In fact, an interior scene offers one of Kivilo's favorite shots in the picture. "It takes place late in the film, after the sheriff has found Jacob drunk at the scene of a grisly double murder," the cameraman says. "The sheriff brings Jacob to Hank's house and Hank puts him into the baby's room on a day bed. We had the camera right on the deck below Jacob, with a 40mm lens looking up at him with Hank standing in the background. We're in this warm, comfortable room that's been invaded with emotions of paranoia and guilt, and Jacob asks, 'Do you ever feel evil, Hank? I do.' I like that moment. It's the contrast of the visual elements with the psychology of the story at a very low point in the character's lives."
For a key scene that thrusts the brothers miles past the point of no return and results in the death of not only Jacob's friend Lou, but his wife, Nancy (Becky Ann Baker), the filmmakers chose an abandoned house in Minneapolis. "It was a very difficult location," Kivilo recalls. "It was an abandoned house with very low ceilings and no heating, so we were all bundled up in parkas.
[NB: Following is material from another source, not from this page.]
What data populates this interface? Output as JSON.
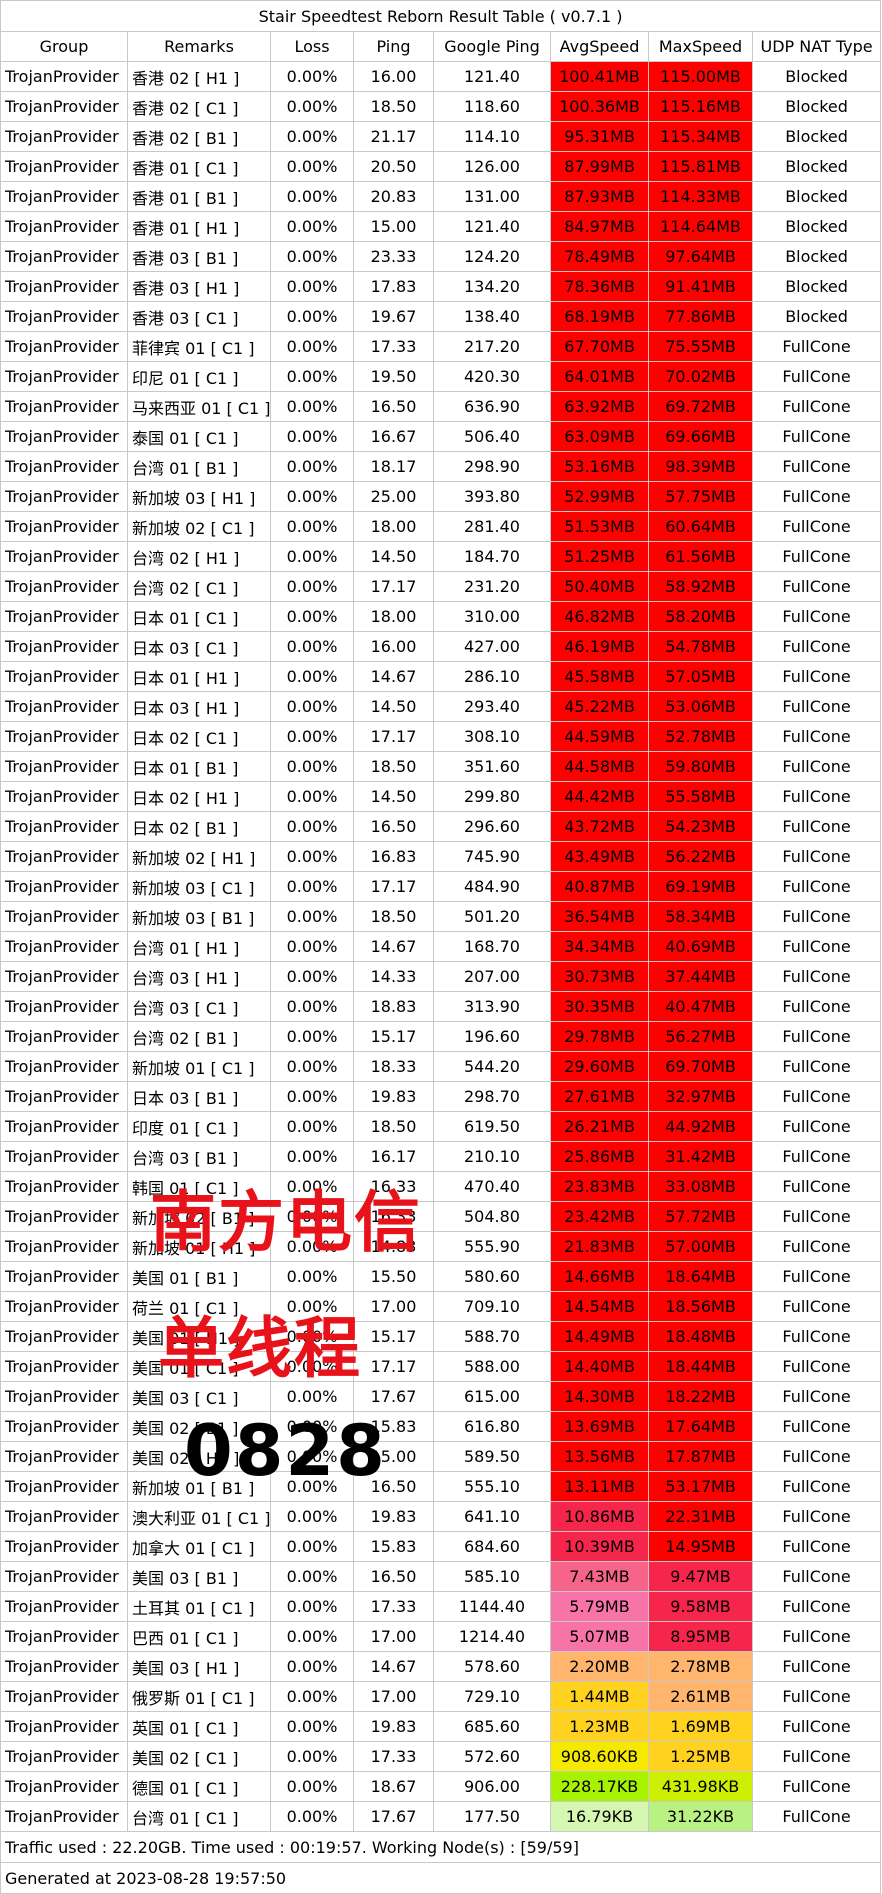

Because the performances were so intense, Sam wanted to shoot the scene with at least two cameras, and sometimes three. Lighting for three cameras is a significant compromise, but it was one I was willing to make to lessen the emotional load on the actors.
"After Lou is shot, Nancy runs into a dark kitchen, where I had pre-established a bit of light coming through a window to silhouette her as she runs to a drawer. Hank steps into the kitchen and is also silhouetted [by the light from the living room]. He turns on the kitchen light to reveal Nancy holding a gun; she fires and hits the light switch, which, after a great spark, thrusts the whole kitchen into darkness again. She shoots several more times, with the muzzle flashes providing sketchy details of the encounter, until Hank fires his shotgun and kills her.
"The idea was to keep things quite sketchy in the lighting and not be clear about exactly what was happening. For the overall kitchen light, we hung a China ball from the ceiling, which would reveal Nancy with the gun. Two prop guys one facing Nancy and one sneaking in toward Hank used those old flash photo guns to create the muzzle flashes. Those flash guns are great because they have a long burn time and you don't run the danger of having the flash occur between exposures. The flashes were daylight-balanced, but we put double CTO on them to give them a slightly warmer feel. This was something that we had determined through testing in preproduction.
"This is a tricky film to talk about," Kivilo concludes, "because the whole visual approach was to keep it simple and not obstruct the story. It's all about the aesthetics, and we really tried especially on the exteriors to keep that Japanese wood-cut aesthetic going. For A Simple Plan, it was a simple shooting style."